Ca ne me suffira pas.

Même si je ne suis édité que pour un livre, même s’il ne se vendra pas, au moins… au moins, j’aurais fait quelque chose qui ne sera pas oublié. J’aurais participé à l’Histoire. J’aurais été là, et certains pourront le savoir. C’est important pour moi.

Seulement, ça ne fonctionnera pas si je ne m’y remets pas. J’ai peur. Je suis terrifié par l’idée de la critique négative, par l’idée d’échouer. Mais… je n’ai pas le droit de ne pas essayer. Je n’ai pas le droit d’avoir des regrets : je peux essayer. Je peux échouer. Mais j’ai les capacités pour tenter, alors… je le dois. Je me le dois.
Ce n’est pas une question d’honneur, ou même de mon image par rapport à mes proches. C’est moi face à moi-même.

La page blanche ? C’est un blocage. Mais je dois le surmonter. Même si j’échoue… même si j’ai peur, même si j’aurais toujours peur. Je dois vivre avec ça, parce que sinon… sinon, je ne sais pas si je vivrais encore. C’est ma passion, une partie de ma vie. Même si d’autres diront que c’est mauvais, ça restera toujours en moi. Je ne perdrais personne à essayer et à échouer. Je ne la perdrais pas.

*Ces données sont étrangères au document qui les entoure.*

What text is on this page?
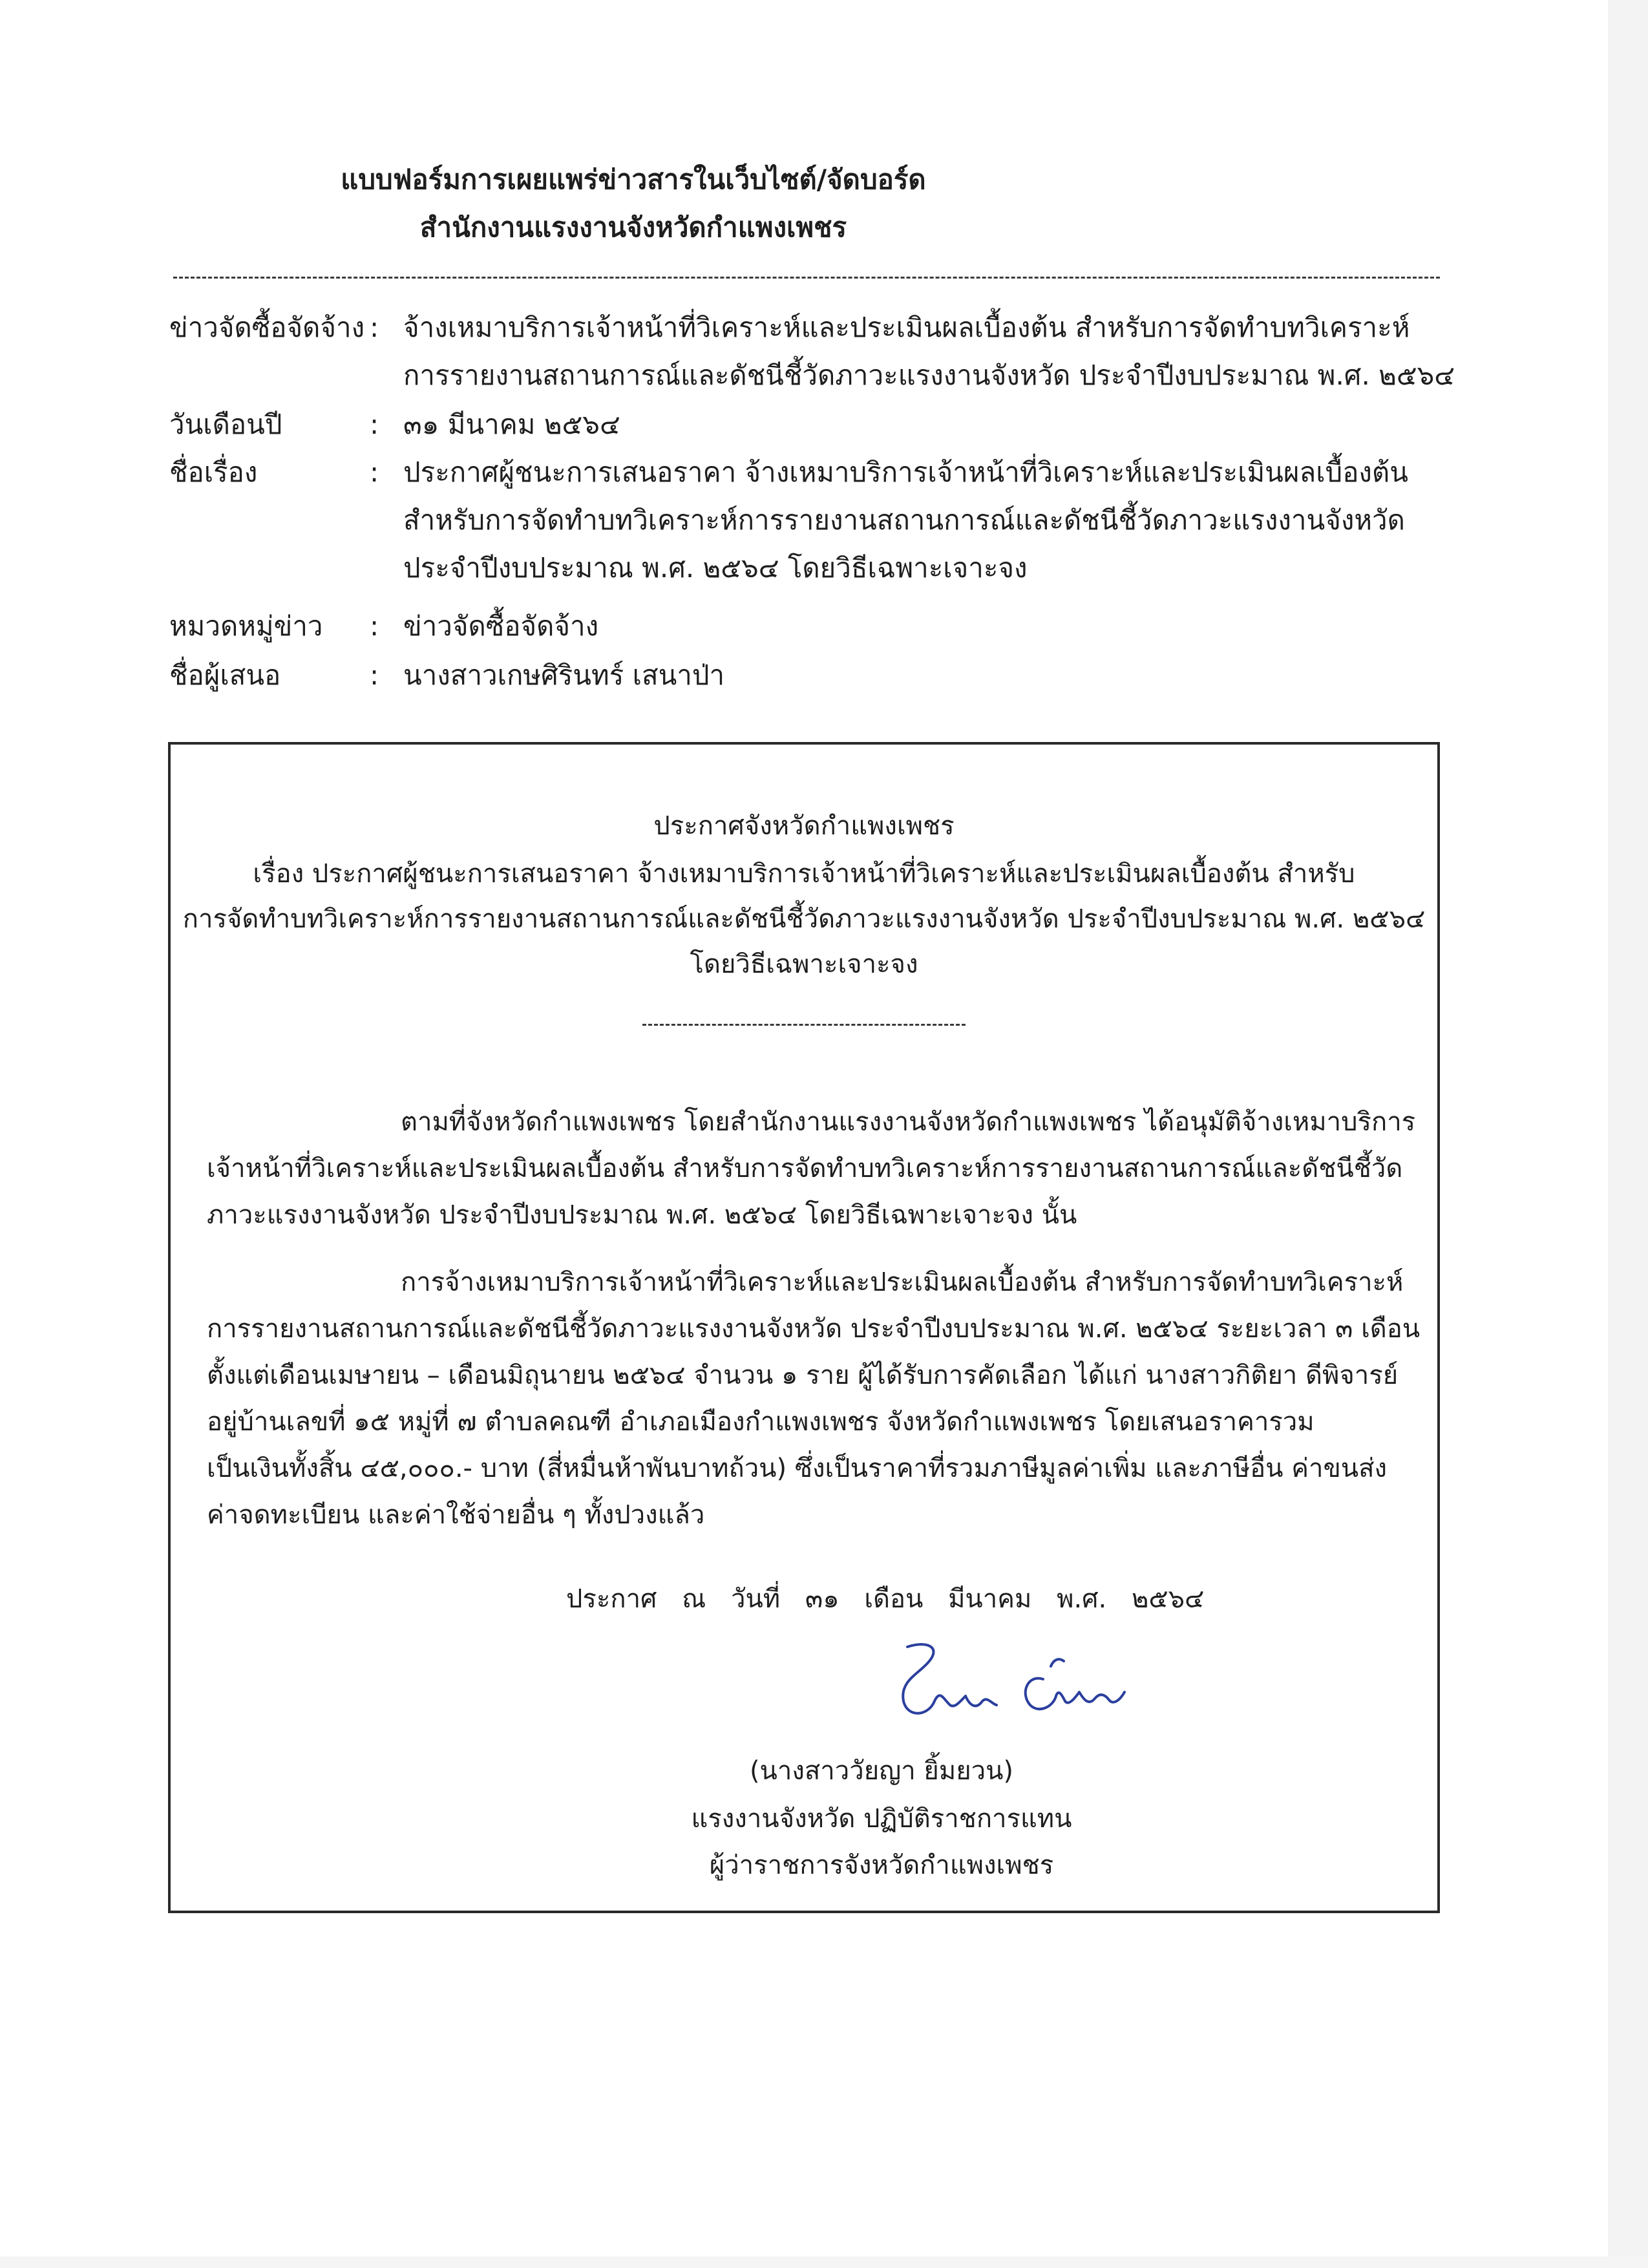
แบบฟอร์มการเผยแพร่ข่าวสารในเว็บไซต์/จัดบอร์ด
สำนักงานแรงงานจังหวัดกำแพงเพชร
ข่าวจัดซื้อจัดจ้าง : จ้างเหมาบริการเจ้าหน้าที่วิเคราะห์และประเมินผลเบื้องต้น สำหรับการจัดทำบทวิเคราะห์
การรายงานสถานการณ์และดัชนีชี้วัดภาวะแรงงานจังหวัด ประจำปีงบประมาณ พ.ศ. ๒๕๖๔
วันเดือนปี	: ๓๑ มีนาคม ๒๕๖๔
ชื่อเรื่อง	: ประกาศผู้ชนะการเสนอราคา จ้างเหมาบริการเจ้าหน้าที่วิเคราะห์และประเมินผลเบื้องต้น
สำหรับการจัดทำบทวิเคราะห์การรายงานสถานการณ์และดัชนีชี้วัดภาวะแรงงานจังหวัด
ประจำปีงบประมาณ พ.ศ. ๒๕๖๔ โดยวิธีเฉพาะเจาะจง
หมวดหมู่ข่าว : ข่าวจัดซื้อจัดจ้าง
ชื่อผู้เสนอ	: นางสาวเกษศิรินทร์ เสนาป่า
ประกาศจังหวัดกำแพงเพชร
เรื่อง ประกาศผู้ชนะการเสนอราคา จ้างเหมาบริการเจ้าหน้าที่วิเคราะห์และประเมินผลเบื้องต้น สำหรับ
การจัดทำบทวิเคราะห์การรายงานสถานการณ์และดัชนีชี้วัดภาวะแรงงานจังหวัด ประจำปีงบประมาณ พ.ศ. ๒๕๖๔
โดยวิธีเฉพาะเจาะจง
ตามที่จังหวัดกำแพงเพชร โดยสำนักงานแรงงานจังหวัดกำแพงเพชร ได้อนุมัติจ้างเหมาบริการ
เจ้าหน้าที่วิเคราะห์และประเมินผลเบื้องต้น สำหรับการจัดทำบทวิเคราะห์การรายงานสถานการณ์และดัชนีชี้วัด
ภาวะแรงงานจังหวัด ประจำปีงบประมาณ พ.ศ. ๒๕๖๔ โดยวิธีเฉพาะเจาะจง นั้น
การจ้างเหมาบริการเจ้าหน้าที่วิเคราะห์และประเมินผลเบื้องต้น สำหรับการจัดทำบทวิเคราะห์
การรายงานสถานการณ์และดัชนีชี้วัดภาวะแรงงานจังหวัด ประจำปีงบประมาณ พ.ศ. ๒๕๖๔ ระยะเวลา ๓ เดือน
ตั้งแต่เดือนเมษายน – เดือนมิถุนายน ๒๕๖๔ จำนวน ๑ ราย ผู้ได้รับการคัดเลือก ได้แก่ นางสาวกิติยา ดีพิจารย์
อยู่บ้านเลขที่ ๑๕ หมู่ที่ ๗ ตำบลคณฑี อำเภอเมืองกำแพงเพชร จังหวัดกำแพงเพชร โดยเสนอราคารวม
เป็นเงินทั้งสิ้น ๔๕,๐๐๐.- บาท (สี่หมื่นห้าพันบาทถ้วน) ซึ่งเป็นราคาที่รวมภาษีมูลค่าเพิ่ม และภาษีอื่น ค่าขนส่ง
ค่าจดทะเบียน และค่าใช้จ่ายอื่น ๆ ทั้งปวงแล้ว
ประกาศ ณ วันที่ ๓๑ เดือน มีนาคม พ.ศ. ๒๕๖๔
(นางสาววัยญา ยิ้มยวน)
แรงงานจังหวัด ปฏิบัติราชการแทน
ผู้ว่าราชการจังหวัดกำแพงเพชร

Ca sera dur mais c’est comme ça que ça marche. Ca fait mal au début, on a peur mais on continue parce qu’on en a besoin. Comme pour les enfants qui naissent, qui crient quand ils respirent et qui ne peuvent s’en passer.
Je dois respirer. Et j’ai recommencé, là, maintenant. Ce n’est pas parfait, ça prend du temps, ça fait un peu mal… mais c’est là. Ca recommence. Et ça fait du bien.